イギリスで最初に出版されたのは1946年。 グージの作品は初めて手にする。 J・K・ローリングが、ハリーの原点といえるほど 愛読した作品だというのも、後から知った。
イギリスの児童書らしい几帳面さと、 少女の一途でリリックな感性、母への思慕、歴史ある一族への想い。 孤児となって、英国の「ウエスト・カントリー」と呼ばれる ロンドン東南部シルバリーデュー村の、 メリウェザー一族の城へ引き取られた少女マリアの身に つぎつぎと起こるファンタジイの洗礼と、 奇妙にゆがんだ登場人物たちの洗礼。 このゆがみに、今はない芳香が漂っている。
パラダイスの丘、 ムーンエーカー館、 料理番のマーマデューク、 コーンウォールの誇り、ピンクのゼラニウム。 海からやってくる白馬たち。
そんなあれこれが、なぜこうも なつかしく思えるのだろう。 イギリス人でもないというのに! お話を読んで育った者のなかに、 少しずつ溜められていった毒が効いてきたのだろうか。

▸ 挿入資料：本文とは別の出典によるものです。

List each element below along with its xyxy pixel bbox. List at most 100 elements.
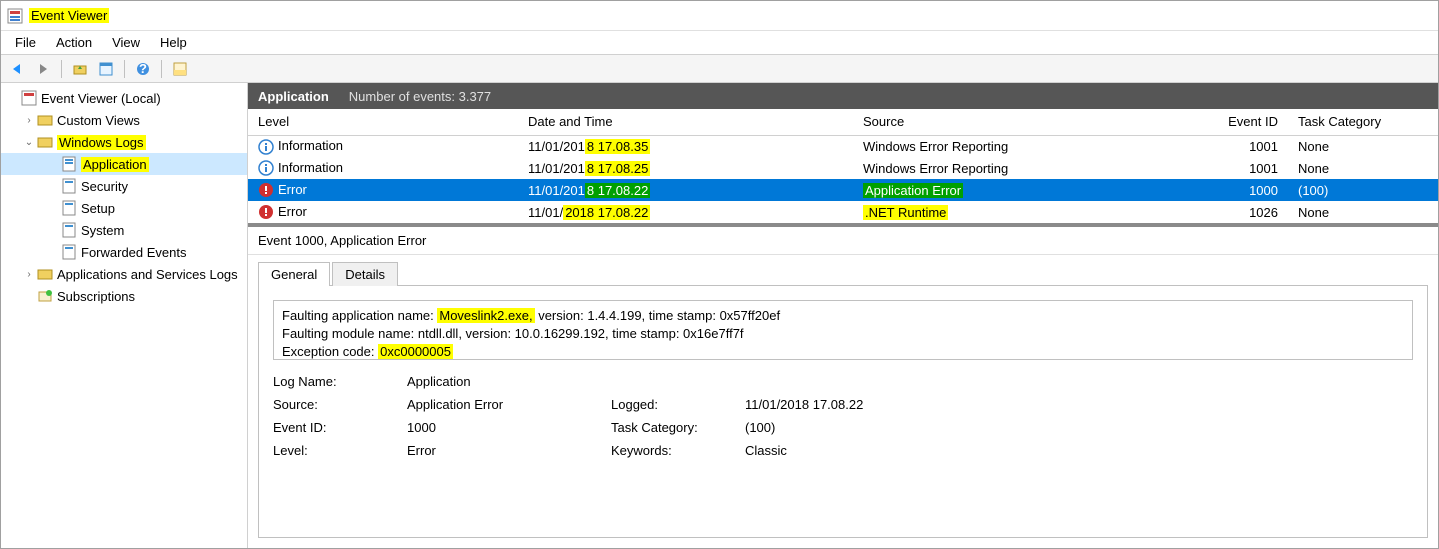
event-description: Faulting application name: Moveslink2.ex… — [273, 300, 1413, 360]
table-row[interactable]: Information11/01/2018 17.08.25Windows Er… — [248, 157, 1438, 179]
log-icon — [61, 244, 77, 260]
logged-label: Logged: — [611, 397, 741, 412]
menu-file[interactable]: File — [5, 32, 46, 53]
error-icon — [258, 204, 274, 220]
col-eventid[interactable]: Event ID — [1208, 109, 1288, 135]
level-label: Level: — [273, 443, 403, 458]
folder-icon — [37, 266, 53, 282]
eventid-value: 1000 — [407, 420, 607, 435]
tree-label: Applications and Services Logs — [57, 267, 238, 282]
log-name-value: Application — [407, 374, 607, 389]
log-icon — [61, 222, 77, 238]
tree-label: Event Viewer (Local) — [41, 91, 161, 106]
up-folder-button[interactable] — [68, 58, 92, 80]
log-name-label: Log Name: — [273, 374, 403, 389]
event-count: Number of events: 3.377 — [349, 89, 491, 104]
col-source[interactable]: Source — [853, 109, 1208, 135]
tab-general[interactable]: General — [258, 262, 330, 286]
tree-label: Custom Views — [57, 113, 140, 128]
toolbar-separator — [61, 60, 62, 78]
event-list: Level Date and Time Source Event ID Task… — [248, 109, 1438, 223]
info-icon — [258, 139, 274, 155]
tree-label: Forwarded Events — [81, 245, 187, 260]
taskcat-value: (100) — [745, 420, 945, 435]
expand-icon[interactable]: › — [23, 115, 35, 126]
tree-custom-views[interactable]: › Custom Views — [1, 109, 247, 131]
navigation-tree: Event Viewer (Local) › Custom Views ⌄ Wi… — [1, 83, 248, 548]
col-date[interactable]: Date and Time — [518, 109, 853, 135]
faulting-app-name: Moveslink2.exe, — [437, 308, 534, 323]
content-header: Application Number of events: 3.377 — [248, 83, 1438, 109]
menu-view[interactable]: View — [102, 32, 150, 53]
table-row[interactable]: Error11/01/2018 17.08.22.NET Runtime1026… — [248, 201, 1438, 223]
column-headers: Level Date and Time Source Event ID Task… — [248, 109, 1438, 135]
taskcat-label: Task Category: — [611, 420, 741, 435]
tree-label: Setup — [81, 201, 115, 216]
tree-label: Subscriptions — [57, 289, 135, 304]
window-title: Event Viewer — [29, 8, 109, 23]
toolbar: ? — [1, 55, 1438, 83]
col-level[interactable]: Level — [248, 109, 518, 135]
desc-text: Exception code: — [282, 344, 378, 359]
tab-body-general: Faulting application name: Moveslink2.ex… — [258, 285, 1428, 538]
app-icon — [7, 8, 23, 24]
preview-pane-button[interactable] — [168, 58, 192, 80]
desc-text: Faulting module name: ntdll.dll, version… — [282, 325, 1404, 343]
menubar: File Action View Help — [1, 31, 1438, 55]
tree-label: Windows Logs — [57, 135, 146, 150]
tree-label: Security — [81, 179, 128, 194]
logged-value: 11/01/2018 17.08.22 — [745, 397, 945, 412]
desc-text: Faulting application name: — [282, 308, 437, 323]
tree-subscriptions[interactable]: Subscriptions — [1, 285, 247, 307]
tab-details[interactable]: Details — [332, 262, 398, 286]
keywords-value: Classic — [745, 443, 945, 458]
forward-button[interactable] — [31, 58, 55, 80]
exception-code: 0xc0000005 — [378, 344, 453, 359]
eventviewer-icon — [21, 90, 37, 106]
folder-icon — [37, 112, 53, 128]
tree-application[interactable]: Application — [1, 153, 247, 175]
properties-button[interactable] — [94, 58, 118, 80]
svg-text:?: ? — [139, 61, 147, 76]
menu-help[interactable]: Help — [150, 32, 197, 53]
desc-text: version: 1.4.4.199, time stamp: 0x57ff20… — [535, 308, 780, 323]
detail-properties: Log Name: Application Source: Applicatio… — [273, 374, 1413, 458]
tree-windows-logs[interactable]: ⌄ Windows Logs — [1, 131, 247, 153]
toolbar-separator — [124, 60, 125, 78]
eventid-label: Event ID: — [273, 420, 403, 435]
detail-title: Event 1000, Application Error — [248, 227, 1438, 255]
tree-security[interactable]: Security — [1, 175, 247, 197]
collapse-icon[interactable]: ⌄ — [23, 137, 35, 148]
table-row[interactable]: Information11/01/2018 17.08.35Windows Er… — [248, 135, 1438, 157]
content-title: Application — [258, 89, 329, 104]
level-value: Error — [407, 443, 607, 458]
tree-system[interactable]: System — [1, 219, 247, 241]
back-button[interactable] — [5, 58, 29, 80]
tree-label: Application — [81, 157, 149, 172]
table-row[interactable]: Error11/01/2018 17.08.22Application Erro… — [248, 179, 1438, 201]
expand-icon[interactable]: › — [23, 269, 35, 280]
body: Event Viewer (Local) › Custom Views ⌄ Wi… — [1, 83, 1438, 548]
error-icon — [258, 182, 274, 198]
tree-forwarded[interactable]: Forwarded Events — [1, 241, 247, 263]
help-button[interactable]: ? — [131, 58, 155, 80]
keywords-label: Keywords: — [611, 443, 741, 458]
tree-root[interactable]: Event Viewer (Local) — [1, 87, 247, 109]
log-icon — [61, 156, 77, 172]
tree-apps-services[interactable]: › Applications and Services Logs — [1, 263, 247, 285]
tree-setup[interactable]: Setup — [1, 197, 247, 219]
col-taskcat[interactable]: Task Category — [1288, 109, 1438, 135]
titlebar: Event Viewer — [1, 1, 1438, 31]
menu-action[interactable]: Action — [46, 32, 102, 53]
content-pane: Application Number of events: 3.377 Leve… — [248, 83, 1438, 548]
folder-icon — [37, 134, 53, 150]
source-value: Application Error — [407, 397, 607, 412]
info-icon — [258, 160, 274, 176]
log-icon — [61, 200, 77, 216]
toolbar-separator — [161, 60, 162, 78]
tree-label: System — [81, 223, 124, 238]
detail-pane: Event 1000, Application Error General De… — [248, 223, 1438, 548]
log-icon — [61, 178, 77, 194]
source-label: Source: — [273, 397, 403, 412]
subscription-icon — [37, 288, 53, 304]
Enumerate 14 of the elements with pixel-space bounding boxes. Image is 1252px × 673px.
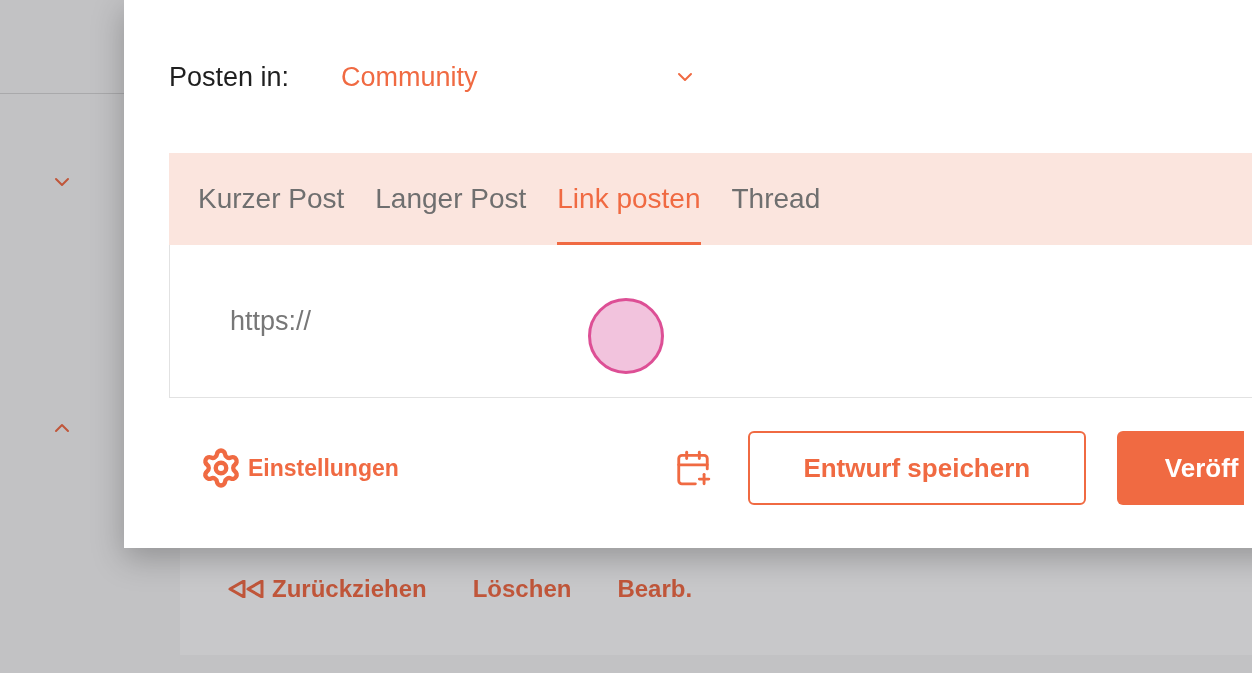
action-link[interactable]: Löschen: [472, 577, 572, 601]
tab[interactable]: Link posten: [557, 183, 701, 245]
settings-icon: [200, 447, 242, 489]
community-dropdown[interactable]: Community: [341, 56, 697, 98]
settings-button[interactable]: Einstellungen: [200, 447, 399, 489]
tab[interactable]: Kurzer Post: [198, 183, 345, 245]
tab[interactable]: Langer Post: [375, 183, 527, 245]
rewind-icon: [228, 580, 266, 598]
retract-button[interactable]: Zurückziehen: [228, 577, 427, 601]
save-draft-button[interactable]: Entwurf speichern: [747, 431, 1086, 505]
publish-button[interactable]: Veröff: [1116, 431, 1244, 505]
action-link[interactable]: Bearb.: [617, 577, 693, 601]
post-in-label: Posten in:: [169, 60, 291, 94]
tab[interactable]: Thread: [731, 183, 821, 245]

ところで、マリアが暗い松林に足を踏み入れる描写は、 一瞬、私を、時間も場所も越えて、京の都を舞台にした 『えんの松原』(伊藤大八著)の世界に飛ばしてしまった。 ローリングの感じたようなシンパシィが 両者にあるのかどうか、全く定かではないが。
他にも、宝石にまつわるエピソードで、これはグージのほうが、 L・M・モンゴメリの『エミリー・シリーズ』を愛読していたのでは、 と思わせられる場面もあったりした。 牧師とのやり取りや、孤児であること、一族のなかでの立場や 他の誰にもできなかった問題の解決など、 エミリーとマリアの共通点は多いように思う。

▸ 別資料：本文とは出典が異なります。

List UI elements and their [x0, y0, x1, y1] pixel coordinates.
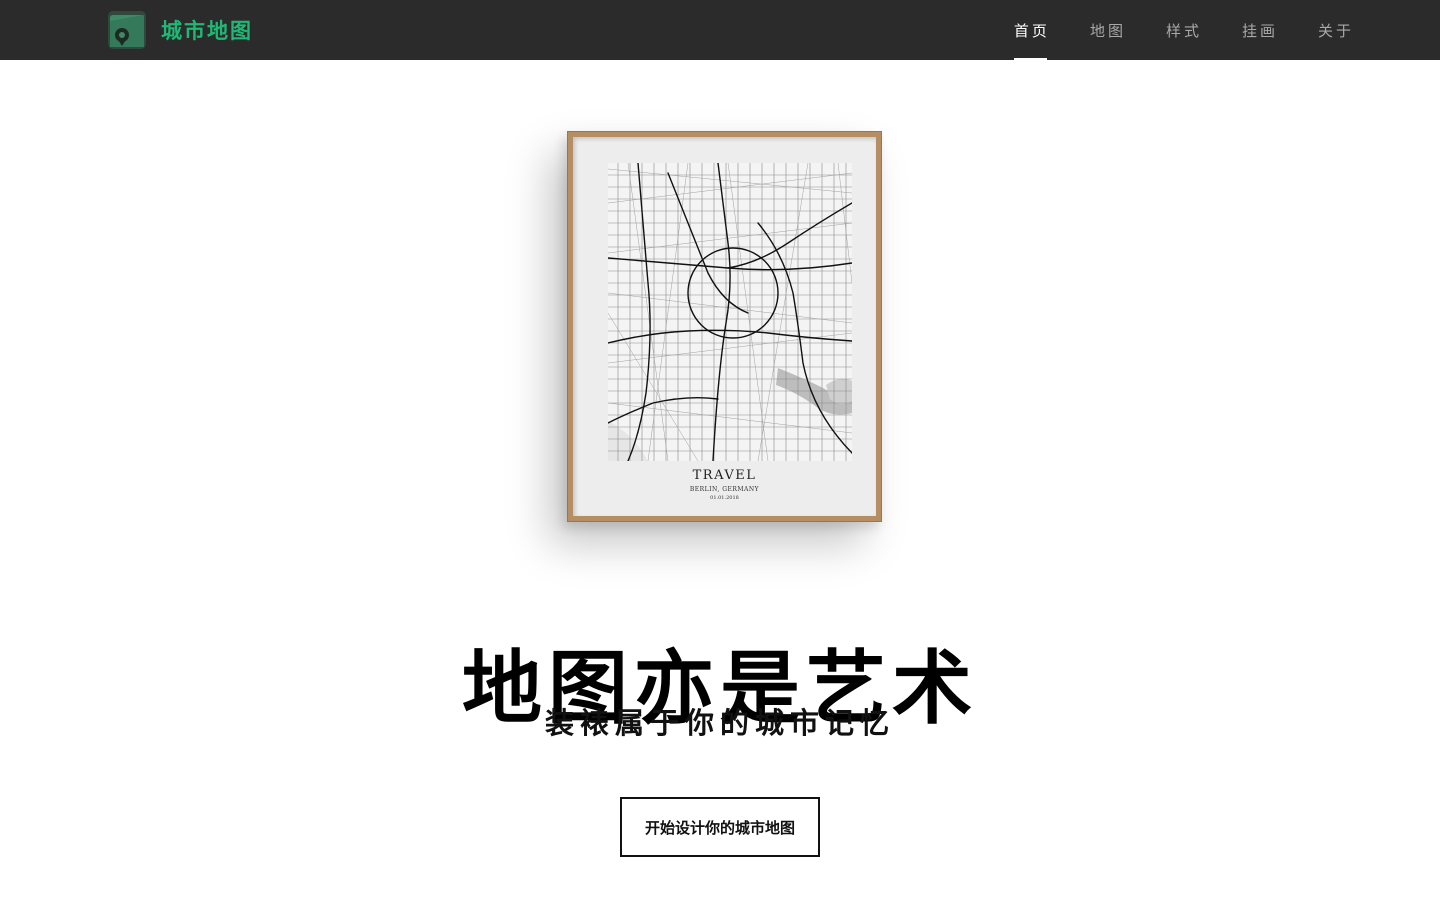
- city-street-map-illustration: [608, 163, 852, 461]
- main-nav: 首页 地图 样式 挂画 关于: [974, 0, 1354, 60]
- poster-title: TRAVEL: [692, 468, 757, 483]
- brand-home-link[interactable]: 城市地图: [108, 10, 253, 50]
- start-design-button[interactable]: 开始设计你的城市地图: [620, 797, 820, 857]
- poster-location: BERLIN, GERMANY: [689, 486, 760, 493]
- brand-name: 城市地图: [161, 19, 253, 43]
- map-pin-logo-icon: [108, 11, 146, 49]
- top-navbar: 城市地图 首页 地图 样式 挂画 关于: [0, 0, 1440, 60]
- hero-subtitle: 装裱属于你的城市记忆: [544, 706, 895, 740]
- nav-item-styles[interactable]: 样式: [1166, 0, 1202, 60]
- nav-item-map[interactable]: 地图: [1090, 0, 1126, 60]
- poster-date: 01.01.2018: [710, 495, 739, 501]
- poster-mat: TRAVEL BERLIN, GERMANY 01.01.2018: [573, 137, 876, 516]
- framed-map-poster: TRAVEL BERLIN, GERMANY 01.01.2018: [567, 131, 882, 522]
- nav-item-home[interactable]: 首页: [1013, 0, 1050, 60]
- nav-item-about[interactable]: 关于: [1318, 0, 1354, 60]
- nav-item-wall-art[interactable]: 挂画: [1242, 0, 1278, 60]
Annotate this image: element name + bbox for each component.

この福武文庫版は、1964年にあかね書房から、 国際児童文学賞全集の一冊として出版されたものの復刊。 石井桃子の解説に書かれているが、原書のなかで、 デボン州の風俗や細々とした部分を省略したという。 この後で出た岩波版(同じ訳者)では、全部かどうかは わからないが、略した部分も復元されているようだ。
アリソン・アトリーの『時の旅人』がそうであるように、 特別な場所があり、その土地に根付いた一族がおり、 時代時代に、自分の分身や、身内の分身のような人物がいる。 「家族」という壊れがちな単位を越えて、時を旅する「同族」という 「流れ」への信頼感と安心感。 その感覚はこれらに共通しているように思える。 『時の旅人』では実際に過去へ旅をするが、 『まぼろしの白馬』では、過去が現在と混在している という違いはあるけれど。 (マーズ)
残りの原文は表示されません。